Elixir: A System To Enhance Data Quality For Multiple Analytics On A Video Stream

IoT sensors, especially video cameras, are ubiquitously deployed around the world to perform a variety of computer vision tasks in several verticals including retail, health- care, safety and security, transportation, manufacturing, etc. To amortize their high deployment effort and cost, it is desirable to perform multiple video analytics tasks, which we refer to as Analytical Units (AUs), off the video feed coming out of every camera. As AUs typically use deep learning-based AI/ML models, their performance depend on the quality of the input video, and recent work has shown that dynamically adjusting the camera setting exposed by popular network cameras can help improve the quality of the video feed and hence the AU accuracy, in a single AU setting. In this paper, we first show that in a multi-AU setting, changing the camera setting has disproportionate impact on different AUs performance. In particular, the optimal setting for one AU may severely degrade the performance for another AU, and further the impact on different AUs varies as the environmental condition changes. We then present Elixir, a system to enhance the video stream quality for multiple analytics on a video stream.

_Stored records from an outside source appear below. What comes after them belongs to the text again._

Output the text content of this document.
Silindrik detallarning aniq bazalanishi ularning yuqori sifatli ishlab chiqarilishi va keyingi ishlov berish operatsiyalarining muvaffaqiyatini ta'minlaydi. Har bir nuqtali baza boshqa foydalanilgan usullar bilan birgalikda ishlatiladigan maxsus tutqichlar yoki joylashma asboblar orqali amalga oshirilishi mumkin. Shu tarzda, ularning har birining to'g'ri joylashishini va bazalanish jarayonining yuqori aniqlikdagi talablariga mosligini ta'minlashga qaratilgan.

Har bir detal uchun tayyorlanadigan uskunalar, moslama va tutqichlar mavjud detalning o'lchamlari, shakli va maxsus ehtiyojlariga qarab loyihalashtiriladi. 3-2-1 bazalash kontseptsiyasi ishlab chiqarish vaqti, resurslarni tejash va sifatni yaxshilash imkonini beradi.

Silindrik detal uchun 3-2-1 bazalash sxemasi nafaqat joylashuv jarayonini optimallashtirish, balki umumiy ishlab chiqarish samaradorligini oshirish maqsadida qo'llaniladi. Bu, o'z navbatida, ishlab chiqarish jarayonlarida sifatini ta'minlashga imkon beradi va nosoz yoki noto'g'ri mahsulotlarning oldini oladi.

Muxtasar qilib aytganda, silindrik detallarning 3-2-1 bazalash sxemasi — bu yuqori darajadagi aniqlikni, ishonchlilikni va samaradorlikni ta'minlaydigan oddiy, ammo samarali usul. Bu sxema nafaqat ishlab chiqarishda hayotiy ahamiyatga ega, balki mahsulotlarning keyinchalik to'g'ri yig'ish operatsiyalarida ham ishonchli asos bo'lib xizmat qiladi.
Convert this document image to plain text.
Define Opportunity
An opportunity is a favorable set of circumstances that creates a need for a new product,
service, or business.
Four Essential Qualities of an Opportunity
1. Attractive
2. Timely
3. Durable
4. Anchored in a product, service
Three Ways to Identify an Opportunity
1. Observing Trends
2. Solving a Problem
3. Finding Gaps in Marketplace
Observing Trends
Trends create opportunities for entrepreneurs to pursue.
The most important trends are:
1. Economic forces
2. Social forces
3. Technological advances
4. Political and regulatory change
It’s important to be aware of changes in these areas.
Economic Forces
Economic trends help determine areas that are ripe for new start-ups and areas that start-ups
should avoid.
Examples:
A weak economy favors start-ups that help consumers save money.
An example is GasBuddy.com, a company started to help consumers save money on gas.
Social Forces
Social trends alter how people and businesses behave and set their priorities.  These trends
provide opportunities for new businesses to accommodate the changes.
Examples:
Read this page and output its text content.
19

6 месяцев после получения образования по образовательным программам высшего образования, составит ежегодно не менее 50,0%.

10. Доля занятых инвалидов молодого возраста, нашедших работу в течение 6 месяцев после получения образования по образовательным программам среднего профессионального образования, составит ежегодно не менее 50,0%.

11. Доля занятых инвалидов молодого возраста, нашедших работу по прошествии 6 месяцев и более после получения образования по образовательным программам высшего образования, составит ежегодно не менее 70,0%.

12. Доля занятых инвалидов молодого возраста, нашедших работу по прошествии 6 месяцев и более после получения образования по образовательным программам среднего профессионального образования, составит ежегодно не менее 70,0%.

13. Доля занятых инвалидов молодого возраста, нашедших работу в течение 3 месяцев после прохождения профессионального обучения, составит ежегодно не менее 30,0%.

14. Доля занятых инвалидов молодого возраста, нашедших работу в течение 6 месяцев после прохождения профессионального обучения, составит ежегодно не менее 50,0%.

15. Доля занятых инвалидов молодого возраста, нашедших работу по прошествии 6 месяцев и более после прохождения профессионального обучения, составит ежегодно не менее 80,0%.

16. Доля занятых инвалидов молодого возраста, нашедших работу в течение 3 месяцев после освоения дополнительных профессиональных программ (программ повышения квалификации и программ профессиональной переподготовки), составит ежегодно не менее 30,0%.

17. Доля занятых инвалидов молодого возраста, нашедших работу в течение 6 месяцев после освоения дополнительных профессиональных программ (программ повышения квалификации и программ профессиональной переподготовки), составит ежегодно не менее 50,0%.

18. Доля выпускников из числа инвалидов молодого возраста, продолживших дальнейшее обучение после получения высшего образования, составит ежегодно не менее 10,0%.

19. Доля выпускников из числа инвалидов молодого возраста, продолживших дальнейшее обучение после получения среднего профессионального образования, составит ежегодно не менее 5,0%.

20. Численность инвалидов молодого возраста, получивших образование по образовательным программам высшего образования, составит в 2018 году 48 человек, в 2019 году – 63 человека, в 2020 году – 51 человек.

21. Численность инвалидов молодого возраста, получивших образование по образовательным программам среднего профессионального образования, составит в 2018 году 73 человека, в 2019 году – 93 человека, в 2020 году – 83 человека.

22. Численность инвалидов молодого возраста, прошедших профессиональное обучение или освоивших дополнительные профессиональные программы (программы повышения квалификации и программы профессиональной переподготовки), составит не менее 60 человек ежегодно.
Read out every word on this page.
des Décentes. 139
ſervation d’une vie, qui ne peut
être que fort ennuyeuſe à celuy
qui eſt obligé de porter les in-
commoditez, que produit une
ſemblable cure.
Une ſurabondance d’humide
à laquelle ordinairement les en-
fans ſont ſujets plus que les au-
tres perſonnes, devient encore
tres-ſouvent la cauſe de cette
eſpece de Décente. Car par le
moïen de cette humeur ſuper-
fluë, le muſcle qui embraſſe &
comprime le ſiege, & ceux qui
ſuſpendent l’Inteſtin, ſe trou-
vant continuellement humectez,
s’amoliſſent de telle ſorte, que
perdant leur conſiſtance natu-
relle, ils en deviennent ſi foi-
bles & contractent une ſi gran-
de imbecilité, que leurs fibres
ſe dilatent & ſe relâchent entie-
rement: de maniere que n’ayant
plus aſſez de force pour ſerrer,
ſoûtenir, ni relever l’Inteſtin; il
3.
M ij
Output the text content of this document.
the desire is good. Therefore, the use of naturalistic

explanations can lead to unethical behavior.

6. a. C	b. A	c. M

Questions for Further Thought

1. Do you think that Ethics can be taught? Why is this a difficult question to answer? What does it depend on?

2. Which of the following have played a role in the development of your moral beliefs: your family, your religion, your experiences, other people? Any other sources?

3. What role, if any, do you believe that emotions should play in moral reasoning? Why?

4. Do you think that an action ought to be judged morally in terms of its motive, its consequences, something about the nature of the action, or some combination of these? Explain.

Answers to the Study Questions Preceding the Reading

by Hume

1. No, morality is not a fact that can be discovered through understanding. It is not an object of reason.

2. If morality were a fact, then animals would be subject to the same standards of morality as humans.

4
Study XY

Elixir leverages Multi-Objective Reinforcement Learning (MORL), where the RL agent caters to the objectives from different AUs and adjusts the camera setting to simultaneously enhance the performance of all AUs. To define the multiple objectives in MORL, we develop new AU-specific quality estimator values for each individual AU. We evaluate Elixir through real-world experiments on a testbed with three cameras deployed next to each other (overlooking a large enterprise parking lot) running Elixir and two baseline approaches, respectively. Elixir correctly detects 7.1% (22,068) and 5.0% (15,731) more cars, 94% (551) and 72% (478) more faces, and 670.4% (4975) and 158.6% (3507) more persons than the default-setting and time-sharing approaches, respectively. It also detects 115 license plates, far more than the time-sharing approach (7) and the default setting (0).